Sunday, June 30, 2013

Reading for Surprise and Discovery

You read for the rush of surprise and discovery.  When you approach nonfiction, you're hopeful of the surprise of discovering some insight to go along with the presented information.  

This is revenge of a sort, for now, you'll have set to memory an event or fact which you're able to associate with a feeling, a considerable contrast to your sense of impatience at being instructed to set basic facts to memory in order that they might become muscle memory, but not in any sense of being able to connect seemingly disparate facts or even related facts.

Whether through flaws in the way you were educated or, to be fair, ways in which you were being lazy, you were for the longest time content to be satisfied with memorizing facts.  Through much of your university days, essay-type examinations and the occasional papers were opportunities to demonstrate what you'd assumed was a better-than-average memory for facts, which you were able to deploy with some logic and commentary.

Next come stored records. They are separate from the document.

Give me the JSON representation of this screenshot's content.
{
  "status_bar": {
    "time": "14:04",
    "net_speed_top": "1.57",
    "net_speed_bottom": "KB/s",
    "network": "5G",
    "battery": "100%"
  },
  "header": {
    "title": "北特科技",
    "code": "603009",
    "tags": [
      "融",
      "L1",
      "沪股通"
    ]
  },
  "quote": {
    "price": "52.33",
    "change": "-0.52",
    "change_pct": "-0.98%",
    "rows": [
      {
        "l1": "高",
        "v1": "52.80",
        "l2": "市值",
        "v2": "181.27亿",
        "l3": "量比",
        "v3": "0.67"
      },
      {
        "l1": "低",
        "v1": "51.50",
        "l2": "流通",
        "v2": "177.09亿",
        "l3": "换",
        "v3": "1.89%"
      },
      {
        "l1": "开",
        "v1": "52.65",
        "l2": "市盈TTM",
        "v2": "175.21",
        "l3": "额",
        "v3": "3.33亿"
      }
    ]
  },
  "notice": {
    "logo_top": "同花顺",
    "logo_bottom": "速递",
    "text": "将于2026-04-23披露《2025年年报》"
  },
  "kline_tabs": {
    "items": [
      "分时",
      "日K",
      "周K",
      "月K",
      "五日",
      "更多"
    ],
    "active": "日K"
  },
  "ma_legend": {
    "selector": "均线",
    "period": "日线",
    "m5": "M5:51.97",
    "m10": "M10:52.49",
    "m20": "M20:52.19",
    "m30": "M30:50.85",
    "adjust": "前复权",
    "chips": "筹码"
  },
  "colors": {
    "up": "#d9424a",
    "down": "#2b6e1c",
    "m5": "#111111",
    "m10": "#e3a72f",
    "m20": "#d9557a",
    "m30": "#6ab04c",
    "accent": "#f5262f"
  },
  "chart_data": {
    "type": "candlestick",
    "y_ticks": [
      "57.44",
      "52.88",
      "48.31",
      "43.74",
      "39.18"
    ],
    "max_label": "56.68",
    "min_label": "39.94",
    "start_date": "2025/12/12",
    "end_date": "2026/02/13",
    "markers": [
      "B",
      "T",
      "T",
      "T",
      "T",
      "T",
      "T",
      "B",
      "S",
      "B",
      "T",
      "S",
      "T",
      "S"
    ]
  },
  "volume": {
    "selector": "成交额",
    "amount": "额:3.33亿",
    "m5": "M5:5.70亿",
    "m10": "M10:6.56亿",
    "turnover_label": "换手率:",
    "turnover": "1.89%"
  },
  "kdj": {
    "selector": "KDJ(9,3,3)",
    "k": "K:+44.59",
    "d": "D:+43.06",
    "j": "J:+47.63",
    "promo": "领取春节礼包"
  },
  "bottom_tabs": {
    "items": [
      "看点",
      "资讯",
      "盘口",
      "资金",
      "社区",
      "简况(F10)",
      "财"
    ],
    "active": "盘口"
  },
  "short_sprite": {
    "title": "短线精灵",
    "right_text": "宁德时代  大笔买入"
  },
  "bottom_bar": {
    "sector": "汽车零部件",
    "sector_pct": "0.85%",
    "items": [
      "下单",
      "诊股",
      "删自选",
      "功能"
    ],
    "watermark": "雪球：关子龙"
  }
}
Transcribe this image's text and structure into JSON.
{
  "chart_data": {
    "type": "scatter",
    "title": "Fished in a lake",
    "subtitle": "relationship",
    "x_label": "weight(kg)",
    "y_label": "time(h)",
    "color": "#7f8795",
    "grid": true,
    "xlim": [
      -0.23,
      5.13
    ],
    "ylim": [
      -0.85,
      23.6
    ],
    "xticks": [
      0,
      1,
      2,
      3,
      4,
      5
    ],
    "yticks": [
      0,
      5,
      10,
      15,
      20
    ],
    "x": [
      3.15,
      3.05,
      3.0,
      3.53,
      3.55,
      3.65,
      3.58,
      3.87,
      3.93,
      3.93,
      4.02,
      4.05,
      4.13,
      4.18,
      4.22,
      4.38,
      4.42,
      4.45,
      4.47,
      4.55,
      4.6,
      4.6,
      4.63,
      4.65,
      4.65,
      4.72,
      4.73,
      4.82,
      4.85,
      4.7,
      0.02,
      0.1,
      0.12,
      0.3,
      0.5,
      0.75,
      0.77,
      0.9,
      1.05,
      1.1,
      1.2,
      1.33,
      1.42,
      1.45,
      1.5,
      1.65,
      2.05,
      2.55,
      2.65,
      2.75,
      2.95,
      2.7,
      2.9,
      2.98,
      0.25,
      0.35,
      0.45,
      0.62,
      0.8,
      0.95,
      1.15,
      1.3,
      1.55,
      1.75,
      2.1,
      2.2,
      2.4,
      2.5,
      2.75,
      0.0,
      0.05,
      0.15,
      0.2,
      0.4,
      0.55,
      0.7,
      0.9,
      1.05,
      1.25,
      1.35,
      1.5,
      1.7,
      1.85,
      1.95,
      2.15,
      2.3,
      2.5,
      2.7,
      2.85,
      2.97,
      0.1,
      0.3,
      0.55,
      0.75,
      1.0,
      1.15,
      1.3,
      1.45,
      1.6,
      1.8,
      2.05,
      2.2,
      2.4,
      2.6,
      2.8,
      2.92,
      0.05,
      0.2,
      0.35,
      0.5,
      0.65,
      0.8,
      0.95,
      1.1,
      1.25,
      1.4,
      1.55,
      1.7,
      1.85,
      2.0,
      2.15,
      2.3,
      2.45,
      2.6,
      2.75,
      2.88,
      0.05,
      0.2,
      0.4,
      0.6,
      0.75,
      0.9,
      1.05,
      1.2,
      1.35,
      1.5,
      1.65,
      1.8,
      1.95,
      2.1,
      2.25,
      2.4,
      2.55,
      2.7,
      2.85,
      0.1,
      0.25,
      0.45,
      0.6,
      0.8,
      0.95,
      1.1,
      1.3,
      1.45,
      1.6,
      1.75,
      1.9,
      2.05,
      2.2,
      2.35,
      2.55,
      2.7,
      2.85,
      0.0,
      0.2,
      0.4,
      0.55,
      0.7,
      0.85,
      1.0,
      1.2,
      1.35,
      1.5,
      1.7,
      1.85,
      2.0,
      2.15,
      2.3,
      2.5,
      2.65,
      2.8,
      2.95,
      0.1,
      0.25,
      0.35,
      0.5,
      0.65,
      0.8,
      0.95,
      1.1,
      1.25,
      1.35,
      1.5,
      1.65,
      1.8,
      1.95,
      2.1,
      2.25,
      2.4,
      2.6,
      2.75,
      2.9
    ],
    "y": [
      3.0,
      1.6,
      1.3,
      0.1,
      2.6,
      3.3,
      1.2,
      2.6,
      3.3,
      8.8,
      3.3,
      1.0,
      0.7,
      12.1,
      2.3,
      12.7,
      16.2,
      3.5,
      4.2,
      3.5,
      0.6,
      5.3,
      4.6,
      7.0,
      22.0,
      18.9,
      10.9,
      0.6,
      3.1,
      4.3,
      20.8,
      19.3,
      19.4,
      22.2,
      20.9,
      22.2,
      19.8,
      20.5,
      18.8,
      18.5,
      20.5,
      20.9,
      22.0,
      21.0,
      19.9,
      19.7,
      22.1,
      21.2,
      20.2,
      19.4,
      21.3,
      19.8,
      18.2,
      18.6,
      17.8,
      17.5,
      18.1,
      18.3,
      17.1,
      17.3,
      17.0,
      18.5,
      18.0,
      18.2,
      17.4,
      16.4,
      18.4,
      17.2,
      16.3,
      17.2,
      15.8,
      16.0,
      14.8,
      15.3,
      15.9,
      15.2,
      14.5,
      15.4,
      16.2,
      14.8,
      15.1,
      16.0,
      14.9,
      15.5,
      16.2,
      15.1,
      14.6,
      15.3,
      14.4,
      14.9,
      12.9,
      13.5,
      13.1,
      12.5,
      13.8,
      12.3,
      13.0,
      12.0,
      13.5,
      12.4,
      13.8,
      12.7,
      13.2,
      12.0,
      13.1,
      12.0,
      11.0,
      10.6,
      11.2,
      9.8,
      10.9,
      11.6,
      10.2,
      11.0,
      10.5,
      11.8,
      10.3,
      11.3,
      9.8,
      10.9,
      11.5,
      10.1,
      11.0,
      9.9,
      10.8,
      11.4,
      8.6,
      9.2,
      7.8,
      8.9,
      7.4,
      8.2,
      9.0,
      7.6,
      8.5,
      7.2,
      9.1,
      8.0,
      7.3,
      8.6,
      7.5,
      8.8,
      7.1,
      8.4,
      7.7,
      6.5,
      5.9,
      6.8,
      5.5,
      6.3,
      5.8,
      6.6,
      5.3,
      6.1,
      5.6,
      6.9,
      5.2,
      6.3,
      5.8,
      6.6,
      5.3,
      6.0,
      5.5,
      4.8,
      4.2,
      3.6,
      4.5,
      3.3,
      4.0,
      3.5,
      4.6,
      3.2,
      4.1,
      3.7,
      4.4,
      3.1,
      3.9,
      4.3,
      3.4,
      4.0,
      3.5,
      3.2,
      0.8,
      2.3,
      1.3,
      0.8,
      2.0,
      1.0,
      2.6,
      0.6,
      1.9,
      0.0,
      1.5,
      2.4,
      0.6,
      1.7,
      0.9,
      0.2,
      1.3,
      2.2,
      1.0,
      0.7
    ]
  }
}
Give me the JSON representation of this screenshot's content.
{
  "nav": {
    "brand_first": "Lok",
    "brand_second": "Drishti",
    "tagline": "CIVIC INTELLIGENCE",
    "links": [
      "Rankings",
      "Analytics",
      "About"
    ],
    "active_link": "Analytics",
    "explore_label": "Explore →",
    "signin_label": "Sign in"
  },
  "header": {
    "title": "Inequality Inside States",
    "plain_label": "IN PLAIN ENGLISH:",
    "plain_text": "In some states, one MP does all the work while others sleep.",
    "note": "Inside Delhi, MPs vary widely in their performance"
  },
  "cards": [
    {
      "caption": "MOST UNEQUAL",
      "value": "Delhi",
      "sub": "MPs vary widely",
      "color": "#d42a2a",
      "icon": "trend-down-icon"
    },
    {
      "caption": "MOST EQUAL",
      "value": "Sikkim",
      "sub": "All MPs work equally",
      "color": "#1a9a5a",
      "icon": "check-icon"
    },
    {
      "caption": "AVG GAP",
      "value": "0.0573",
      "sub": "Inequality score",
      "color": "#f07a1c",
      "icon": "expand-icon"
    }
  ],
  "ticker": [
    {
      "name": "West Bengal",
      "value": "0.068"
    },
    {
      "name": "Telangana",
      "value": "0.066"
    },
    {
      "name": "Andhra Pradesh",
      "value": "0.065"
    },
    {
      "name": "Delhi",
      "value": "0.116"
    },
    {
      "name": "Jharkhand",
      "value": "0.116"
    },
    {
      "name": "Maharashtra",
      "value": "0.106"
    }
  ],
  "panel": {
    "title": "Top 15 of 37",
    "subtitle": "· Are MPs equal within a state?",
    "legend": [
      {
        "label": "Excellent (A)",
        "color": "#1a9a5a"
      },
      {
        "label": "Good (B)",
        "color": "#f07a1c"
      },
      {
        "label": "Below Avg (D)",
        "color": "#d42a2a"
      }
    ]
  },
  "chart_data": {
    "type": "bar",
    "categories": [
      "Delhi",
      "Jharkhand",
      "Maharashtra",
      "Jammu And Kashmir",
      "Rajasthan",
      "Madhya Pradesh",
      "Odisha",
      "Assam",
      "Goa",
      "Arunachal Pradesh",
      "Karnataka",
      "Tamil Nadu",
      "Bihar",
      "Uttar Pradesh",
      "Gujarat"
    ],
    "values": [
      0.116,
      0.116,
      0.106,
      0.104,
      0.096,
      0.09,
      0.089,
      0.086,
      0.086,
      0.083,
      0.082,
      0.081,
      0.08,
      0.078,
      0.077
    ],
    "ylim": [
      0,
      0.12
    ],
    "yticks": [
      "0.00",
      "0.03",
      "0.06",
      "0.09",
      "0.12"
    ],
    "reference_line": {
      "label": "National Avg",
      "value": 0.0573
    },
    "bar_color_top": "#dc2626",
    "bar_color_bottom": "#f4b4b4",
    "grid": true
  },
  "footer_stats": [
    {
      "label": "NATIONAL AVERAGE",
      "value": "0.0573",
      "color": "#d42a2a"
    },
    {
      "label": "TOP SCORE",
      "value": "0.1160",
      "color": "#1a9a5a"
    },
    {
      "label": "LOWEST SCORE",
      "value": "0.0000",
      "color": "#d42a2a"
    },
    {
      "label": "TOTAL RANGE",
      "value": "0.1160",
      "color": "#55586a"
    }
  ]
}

Then came your job with the Associated Press and your discovery that writing your examinations as though they were news stories produced startling results.  Your grades went up, and you began to see a connection between fact and event, between event and effect.  

Fiction and poetry were yet another matter.  Reading these for the rush of surprise and discovery led you to seek the resident emotion in every scene, and because of your immersion in wire service forms of journalism, you narrowed your focus to include motive.

Things have been expanding ever since, or to express the matter in a more causal way, you've been making up for the gap between you and your education of the no-nonsense, no-surprise, factual sort and the inferential, unspoken, connective-tissue type of expression, the elephant-in-the-living-room-type of education.  Welcome to the world of reading and rereading, of writing and rewriting.

This is a world of surprise and sensation, where you find yourself taking on scene after scene and paragraph after paragraph any number of times until your internal surprise register signals to you a surprise connection.  No more reliance on speed, rather a delicious realization that for some time you have been improvising with ideas for nonfiction and with responses for fiction.

A significant key here is the awareness that you are powered by some resident desire, say revenge or to take down pomposity or to luxuriate in some new discovery.  That is, in metaphor, the horse you ride, chosen for its personality because, when all the murk and dust are cleared, you wish the work to have a resident attitude.  In order to get it at its best, you must be as fair to all sides as possible, in actuality tilting a bit toward your antipathy in order to add greater weight to it so that your own characters and agenda will have had a workout.

Orwell is a splendid role model.  Much as you admire him, you still attempt to mount the horse Twain rode from time to time, recognizing the strengths and weaknesses he brings to his anger- and outrage-driven essays against pomposity and conservative agenda. 

Deconstructing Didion has helped enormously, ditto a man you nearly let get away from you until you stumbled into a friendship with John Sanford.  John's stories about his own friendship with Nathaniel West and the magical summer of their working on novels in a rented cabin in upstate New York sent you back to The Dream Life of Balso Snell, Miss Lonely Hearts, and The Day of the Locust.

Connections, you have come to recognize, have given a purpose to all those facts you ingested without knowing why; they influence your present day diet of facts.  The world is a random place, filled with enormous stretches of beauty and similar patches of grim, despair-laden detritus.  Your part is to inspect samples of each, then try to make some useful sense of them.

Your world requires more connections and fewer factoids.